Die Tatsache, dass ein mit neonazistischem Gedankengut verbundener V-Mann-Führer einen Neonazi in Kassel »führte« ist keine Panne, sondern eine Unerträglichkeit. Dass seine Vorgesetzten Andreas Temme für anstehende Zeugenvernehmungen präparieren, also zu Falschaussagen ermutigen, lässt erahnen, dass es um mehr als um einen V-Mann-Führer geht. Ich kenne die »Wahrheit«nicht, ich weiß nicht, was Andreas Temme tatsächlich zur Tatzeit gemacht hatte. Aber es reicht, wenn wir aktenkundig wissen, dass der V-Mann-Führer und seine Vorgesetzten selbst Straftaten im Amt begehen, damit die »Wahrheit« nicht herauskommt.
antifa: In Stuttgart ist ein Aussteiger aus der rechten Szene nur wenige Stunden vor der Aussage vor der Ermittlungsgruppe Umfeld in seinem Auto verbrannt. Die Polizei sprach nach kurzer Zeit von Selbstmord. Florian H. hatte davor bereits von einer zweiten Terrorgruppe mit dem Namen »NSS« berichtet. Warum zweifelst du die offizielle Version an?

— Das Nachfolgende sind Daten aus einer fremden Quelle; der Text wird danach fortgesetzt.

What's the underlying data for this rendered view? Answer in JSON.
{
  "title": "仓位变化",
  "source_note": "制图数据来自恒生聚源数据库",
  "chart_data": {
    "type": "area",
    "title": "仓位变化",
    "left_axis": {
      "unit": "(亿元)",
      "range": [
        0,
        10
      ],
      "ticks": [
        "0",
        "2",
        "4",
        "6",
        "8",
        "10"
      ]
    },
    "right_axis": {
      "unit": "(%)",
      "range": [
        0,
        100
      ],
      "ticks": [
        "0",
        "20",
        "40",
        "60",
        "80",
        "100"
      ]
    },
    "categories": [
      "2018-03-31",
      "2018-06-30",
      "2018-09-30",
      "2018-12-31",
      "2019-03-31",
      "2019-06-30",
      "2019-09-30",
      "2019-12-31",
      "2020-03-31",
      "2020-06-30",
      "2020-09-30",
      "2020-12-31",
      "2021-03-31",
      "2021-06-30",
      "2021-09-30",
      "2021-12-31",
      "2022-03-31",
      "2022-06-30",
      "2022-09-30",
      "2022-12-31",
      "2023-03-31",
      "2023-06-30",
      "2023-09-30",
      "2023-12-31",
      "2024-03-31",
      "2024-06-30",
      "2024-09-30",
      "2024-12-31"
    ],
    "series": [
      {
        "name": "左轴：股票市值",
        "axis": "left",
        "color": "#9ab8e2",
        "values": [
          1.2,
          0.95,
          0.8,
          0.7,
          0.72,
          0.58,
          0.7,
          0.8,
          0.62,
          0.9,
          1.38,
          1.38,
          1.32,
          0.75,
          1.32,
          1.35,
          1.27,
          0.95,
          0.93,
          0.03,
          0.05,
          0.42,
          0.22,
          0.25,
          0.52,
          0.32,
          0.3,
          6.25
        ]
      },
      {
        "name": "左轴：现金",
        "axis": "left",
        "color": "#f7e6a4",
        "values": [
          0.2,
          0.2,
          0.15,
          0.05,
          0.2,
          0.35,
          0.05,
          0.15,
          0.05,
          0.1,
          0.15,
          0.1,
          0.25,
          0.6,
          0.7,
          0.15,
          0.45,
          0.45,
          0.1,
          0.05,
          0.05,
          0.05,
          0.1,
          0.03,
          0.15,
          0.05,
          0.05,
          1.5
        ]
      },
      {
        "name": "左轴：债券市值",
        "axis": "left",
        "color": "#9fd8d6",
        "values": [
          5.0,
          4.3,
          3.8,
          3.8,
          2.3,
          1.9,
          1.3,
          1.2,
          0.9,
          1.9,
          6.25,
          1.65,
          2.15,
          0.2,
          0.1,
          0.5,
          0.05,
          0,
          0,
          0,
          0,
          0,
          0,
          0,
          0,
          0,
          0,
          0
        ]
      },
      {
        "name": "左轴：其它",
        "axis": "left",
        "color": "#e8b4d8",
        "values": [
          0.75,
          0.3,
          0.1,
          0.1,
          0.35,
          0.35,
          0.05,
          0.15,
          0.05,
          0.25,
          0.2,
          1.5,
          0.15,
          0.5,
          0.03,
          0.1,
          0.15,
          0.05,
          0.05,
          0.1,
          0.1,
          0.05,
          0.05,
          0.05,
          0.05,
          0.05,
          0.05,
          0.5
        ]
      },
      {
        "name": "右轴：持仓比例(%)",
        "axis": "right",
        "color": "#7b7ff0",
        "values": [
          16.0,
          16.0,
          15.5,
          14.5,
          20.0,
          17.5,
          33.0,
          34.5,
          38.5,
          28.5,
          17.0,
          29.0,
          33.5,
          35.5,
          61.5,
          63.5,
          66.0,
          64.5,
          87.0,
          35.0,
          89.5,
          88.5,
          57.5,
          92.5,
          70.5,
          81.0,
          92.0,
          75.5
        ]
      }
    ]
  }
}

Wolf Wetzel: Ich zweifele die offizielle Version nicht an, ich halte sie für vorsätzlich, geradezu bodenlos falsch. Die Polizei wusste bereits einen Tag nach dem Tod von Florian H., dass es sich um einen Suizid handelte, acht Stunden vor seiner geplanten Zeugenvernehmung, in der er seine Mitte 2011 gemachten Aussagen bestätigen und ergänzen wollte: Es gebe eine weitere neonazistische Terrorgruppe namens NSS in Baden-Württemberg, die Verbindungen zum NSU hatte. Und: Am Mordanschlag auf Polizisten in Heilbronn 2007 waren Neonazis beteiligt. Nach Angaben der Ermittler habe sich Florian H. aus »Liebeskummer« qualvoll, um 9 Uhr früh, in seinem Auto, selbst verbrannt. Dieses Motiv wollen sie aus dem »familiären Umfeld« erfahren haben. Wenn man zum »familiären Umfeld« die Eltern, die Tochter und die damalige Freundin von Florian H. zählen darf, dann kann man eines ganz sicher feststellen: Das angebliche Motiv ist erstunken und erlogen. Das Motiv für einen Selbstmord ist also eine reine Erfindung der Ermittlungsbehörden. Die Motive für einen Mord sind hingegen evident:
Die Wiederholung dieser gemachten Aussagen haben nicht nur Neonazis als Bedrohung verstanden. Die Wiederholung dieser Aussagen hätte vor allem die Behörden in Baden-Württemberg bloßgestellt, die bis zum heutigen Tage behaupten, sie hätten von der Beteiligung von Neonazis am Mordanschlag in Heilbronn, von der Existenz des NSU und seine engen Verbindungen nach Baden-Württemberg bis zum »Auffliegen« des NSU 2011 nichts gewusst.